Mi, 20. Jun · 02:40-04:05 · 3sat
Die Verwandlung des guten Nachbarn

Der Aufstand im Vernichtungslager Sobibór im Oktober 1943, bei dem zehn SS-Offiziere und mehrere Lagerwachen getötet wurden, ist ein Schlüsselereignis im Widerstand gegen den Nationalsozialismus. Plan und Ablauf sind beispiellos. Einer der damaligen Insassen war Thomas Toivi Blatt, der 1927 in dem jüdischen Getto Izbica in Polen geboren und im Alter von 15 Jahren mit seiner Familie nach Sobibór gebracht wurde. Dort musste er mit ansehen, wie Mutter, Vater und Bruder in die Gaskammern geschickt wurden. Beim Aufstand gelang ihm zusammen mit 320 weiteren Insassen die Flucht. Die wiedergewonnene Freiheit erwies sich jedoch als Illusion. Alte Freunde, frühere Nachbarn verweigerten die Hilfe, einer seiner vermeintlichen Beschützer versuchte sogar, ihn umzubringen. Thomas Toivi Blatt ist einer von 53 Sobibór-Insassen, die den Krieg überlebt haben – nach eigener Einschätzung mit sehr viel Glück. 40 Jahre lang arbeitete Blatt an seinem Lebensbericht „Nur die Schatten bleiben“. Heute lebt er in den USA, kehrt jedoch jedes Jahr nach Polen zurück, unter anderem nach Izbica und Sobibór. Peter Nestler hat Thomas Toivi Blatt auf zwei Reisen in Polen mit der Kamera begleitet.
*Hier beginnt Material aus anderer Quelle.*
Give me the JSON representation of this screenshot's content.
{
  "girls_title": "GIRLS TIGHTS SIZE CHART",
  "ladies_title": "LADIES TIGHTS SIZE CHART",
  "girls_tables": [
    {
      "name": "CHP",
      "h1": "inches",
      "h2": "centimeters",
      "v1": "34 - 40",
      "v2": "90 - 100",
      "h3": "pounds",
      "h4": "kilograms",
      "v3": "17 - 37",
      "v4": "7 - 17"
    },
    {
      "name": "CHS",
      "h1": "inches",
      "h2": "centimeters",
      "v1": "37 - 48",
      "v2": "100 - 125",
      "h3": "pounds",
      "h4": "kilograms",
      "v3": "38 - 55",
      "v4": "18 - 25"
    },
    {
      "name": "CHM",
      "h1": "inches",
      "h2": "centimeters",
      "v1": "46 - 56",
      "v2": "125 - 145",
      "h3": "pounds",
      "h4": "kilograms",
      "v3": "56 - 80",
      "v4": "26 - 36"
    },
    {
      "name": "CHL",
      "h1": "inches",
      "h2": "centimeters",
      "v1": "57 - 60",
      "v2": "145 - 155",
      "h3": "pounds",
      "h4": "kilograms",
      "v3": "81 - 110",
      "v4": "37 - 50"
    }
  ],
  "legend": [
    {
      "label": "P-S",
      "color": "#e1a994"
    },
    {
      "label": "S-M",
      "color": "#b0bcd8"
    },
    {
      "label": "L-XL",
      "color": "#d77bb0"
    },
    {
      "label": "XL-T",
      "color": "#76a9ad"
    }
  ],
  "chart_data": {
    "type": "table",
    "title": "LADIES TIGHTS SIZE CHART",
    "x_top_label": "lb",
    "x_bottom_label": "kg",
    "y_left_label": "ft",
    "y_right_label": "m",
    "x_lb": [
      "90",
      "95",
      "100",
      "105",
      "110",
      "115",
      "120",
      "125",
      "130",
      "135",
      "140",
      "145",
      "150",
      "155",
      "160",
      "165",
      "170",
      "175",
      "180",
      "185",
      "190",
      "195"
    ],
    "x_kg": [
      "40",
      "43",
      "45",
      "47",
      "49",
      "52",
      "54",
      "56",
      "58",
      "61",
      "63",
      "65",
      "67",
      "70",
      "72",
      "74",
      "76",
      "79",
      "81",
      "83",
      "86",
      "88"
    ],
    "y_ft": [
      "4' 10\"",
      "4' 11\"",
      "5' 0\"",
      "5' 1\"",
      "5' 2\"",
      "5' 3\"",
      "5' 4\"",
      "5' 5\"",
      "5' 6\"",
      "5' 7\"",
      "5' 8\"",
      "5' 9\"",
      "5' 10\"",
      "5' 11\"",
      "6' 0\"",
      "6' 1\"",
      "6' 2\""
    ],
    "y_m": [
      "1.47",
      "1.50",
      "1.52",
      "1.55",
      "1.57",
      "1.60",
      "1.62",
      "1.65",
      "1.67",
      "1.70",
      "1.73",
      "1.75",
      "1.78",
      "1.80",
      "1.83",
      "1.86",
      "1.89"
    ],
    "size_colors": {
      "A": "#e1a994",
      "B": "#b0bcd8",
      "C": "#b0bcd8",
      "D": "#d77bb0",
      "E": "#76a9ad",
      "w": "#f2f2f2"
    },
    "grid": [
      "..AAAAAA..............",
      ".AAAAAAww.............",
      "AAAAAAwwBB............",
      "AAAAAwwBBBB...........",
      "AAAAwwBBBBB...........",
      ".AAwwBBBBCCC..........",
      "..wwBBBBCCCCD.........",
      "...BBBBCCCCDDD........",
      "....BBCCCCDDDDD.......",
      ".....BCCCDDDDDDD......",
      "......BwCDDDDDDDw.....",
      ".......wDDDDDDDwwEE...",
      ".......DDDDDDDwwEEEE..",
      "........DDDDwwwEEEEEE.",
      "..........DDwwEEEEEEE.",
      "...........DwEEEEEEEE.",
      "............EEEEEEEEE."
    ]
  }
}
Dabei hat ihn vor allem ein Thema angetrieben, das bereits in seinem Film „Flucht“ eine Rolle spielte: die plötzliche, unbegreifliche Verwandlung von gewöhnlichen Mitbürgern, guten Nachbarn und sogar Freunden in Verräter, Diebe, Peiniger und Mörder. So entstand ein ungewöhnlicher Dokumentarfilm der Erinnerung an den Holocaust.

Mi, 20. Jun · 04:05-05:30 · 3sat
Flucht

1934 muss der aus Frankfurt stammende jüdische Maler Leopold Mayer Deutschland verlassen. Er reist nach Luxemburg, Belgien, England und Frankreich, erhält aber nirgendwo eine Aufenthaltsgenehmigung. 1935 ist er gezwungen, nach Deutschland zurückzukehren. Dort wird ihm Berufsverbot erteilt und die deutsche Staatsangehörigkeit aberkannt. Mayer geht erneut nach Frankreich. Als die Deutschen Paris besetzen, wird er bald von der Gestapo verfolgt. Ebenso wie zuvor in Deutschland, werden nun auch seine Kunstwerke der Pariser Zeit zerstört. Mayer muss fliehen. Er wird in Lagern der Vichy-Regierung interniert, kann aber immer wieder entkommen. 1944 gelingt ihm die Flucht in die Schweiz. Peter Nestler unternimmt die Reise auf den Fluchtwegen von Leo Maillet, wie sich Leopold Mayer seit 1942 nannte, zusammen mit dessen Sohn Daniel, der auch Maler geworden ist. Vor der Kamera zeichnend, begleitet Daniel Maillet die gemeinsame Spurensuche. Der Film „Flucht“ folgt Maillet auf seinen Fluchtwegen und in die Verstecke vor der Gestapo und der französischen Gendarmerie. Ein Zyklus von Bildern, die er auf der Flucht malte und zeichnete, bilden das Rückgrat des Films.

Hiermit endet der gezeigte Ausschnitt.